Mahkemece bozmaya uyularak yapılan yargılama sonucunda, davanın reddine, İİK 72/4 maddesi uyarınca davalı lehine icra takibine konu asıl alacağın %20"sine denk gelen tazminatın hesaplanarak davalı tarafa verilmesine karar verilmiş, hüküm davacı vekili tarafından temyiz edilmiştir.
1-) Dosyadaki yazılara, mahkemece uyulan bozma kararı gereğince hüküm verilmiş olmasına ve bozmanın kapsamı dışında kalarak kesinleşmiş olan yönlere ilişkin temyiz itirazlarının incelenmesinin artık mümkün olmamasına göre davacının sair temyiz itirazları yerinde değildir.
2-) Mahkemece, takibe konu asıl alacağın %20"si oranında tazminatın davalı tarafa verilmesine karar verilmiş ise de dava konu takipte yabancı para cinsinden alacağın tahsili istenilmiştir. Bu durumda, takip konusu alacağın takip tarihindeki Türk Lirası karşılığı üzerinden tazminata karar verilmesi gerekirken infazda tereddüt oluşturacak şekilde hüküm kurulması doğru görülmemiştir.
Ne var ki, bu yanlışlığın giderilmesi yeniden yargılama yapılmasını gerektirmediğinden hükmün düzeltilerek onanması HUMK"nun 438/7 maddesi hükmü gereğidir.

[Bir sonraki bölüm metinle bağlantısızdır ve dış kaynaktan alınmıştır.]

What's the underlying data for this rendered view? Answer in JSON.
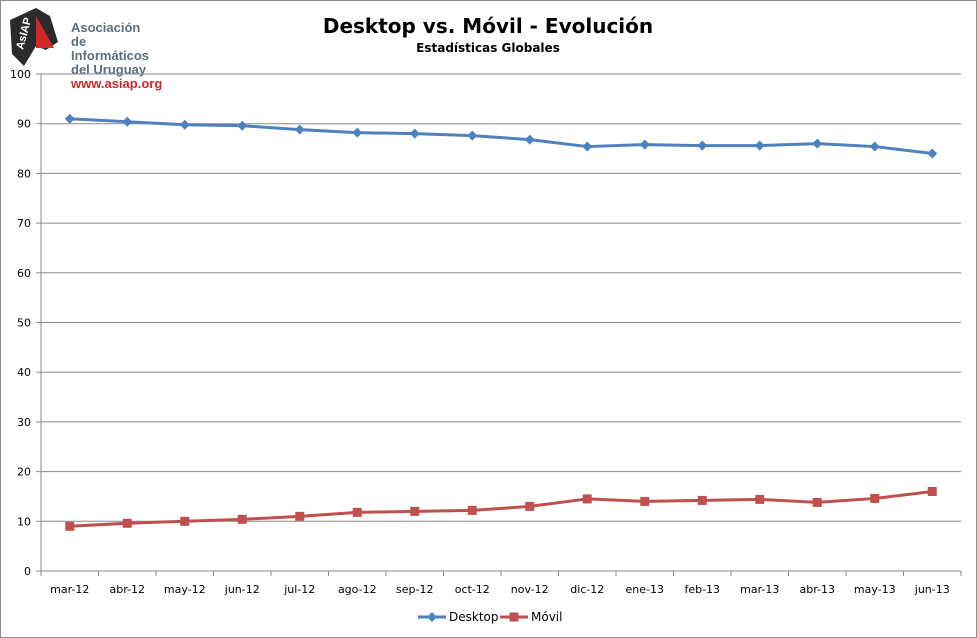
{
  "logo": {
    "badge_text": "AsIAP",
    "org_line_1": "Asociación",
    "org_line_2": "de Informáticos",
    "org_line_3": "del Uruguay",
    "url": "www.asiap.org"
  },
  "chart_data": {
    "type": "line",
    "title": "Desktop vs. Móvil - Evolución",
    "subtitle": "Estadísticas Globales",
    "xlabel": "",
    "ylabel": "",
    "ylim": [
      0,
      100
    ],
    "yticks": [
      0,
      10,
      20,
      30,
      40,
      50,
      60,
      70,
      80,
      90,
      100
    ],
    "grid": true,
    "legend_position": "bottom",
    "categories": [
      "mar-12",
      "abr-12",
      "may-12",
      "jun-12",
      "jul-12",
      "ago-12",
      "sep-12",
      "oct-12",
      "nov-12",
      "dic-12",
      "ene-13",
      "feb-13",
      "mar-13",
      "abr-13",
      "may-13",
      "jun-13"
    ],
    "series": [
      {
        "name": "Desktop",
        "color": "#4f81bd",
        "marker": "diamond",
        "values": [
          91.0,
          90.4,
          89.8,
          89.6,
          88.8,
          88.2,
          88.0,
          87.6,
          86.8,
          85.4,
          85.8,
          85.6,
          85.6,
          86.0,
          85.4,
          84.0
        ]
      },
      {
        "name": "Móvil",
        "color": "#c0504d",
        "marker": "square",
        "values": [
          9.0,
          9.6,
          10.0,
          10.4,
          11.0,
          11.8,
          12.0,
          12.2,
          13.0,
          14.5,
          14.0,
          14.2,
          14.4,
          13.8,
          14.6,
          16.0
        ]
      }
    ]
  }
}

SONUÇ: Yukarıda birinci bentte açıklanan nedenlerle davacının sair temyiz itirazlarının reddine, ikinci bentte açıklanan nedenlerle hüküm fıkrasının ikinci bendinde yer alan "İİK 72/4 maddesi uyarınca davalı lehine icra takibine konu asıl alacağın %20"sine denk gelen tazminatın hesaplanarak davalı tarafa verilmesine" ibaresinin çıkartılarak yerine "İİK 72/4 maddesi uyarınca davalı lehine icra takibine konu asıl alacağın icra takip tarihindeki Türk Lirası karşılığı üzerinden %20"sine denk gelen tazminatın hesaplanarak davalı tarafa verilmesine" yazılmasına, hükmün düzeltilmesine ve düzeltilmiş bu şekliyle ONANMASINA, 2.037 TL Yargıtay duruşması vekalet ücretinin davalıdan alınıp davacı tarafa verilmesine, peşin alınan temyiz harcının istek halinde temyiz edene iadesine, 6100 sayılı HMK"nın Geçici Madde 3 atfıyla 1086 sayılı HUMK"nın 440. maddesi gereğince kararın tebliğinden itibaren 15 günlük süre içinde karar düzeltme yolu açık olmak üzere, 03/12/2019 gününde oybirliği ile karar verildi.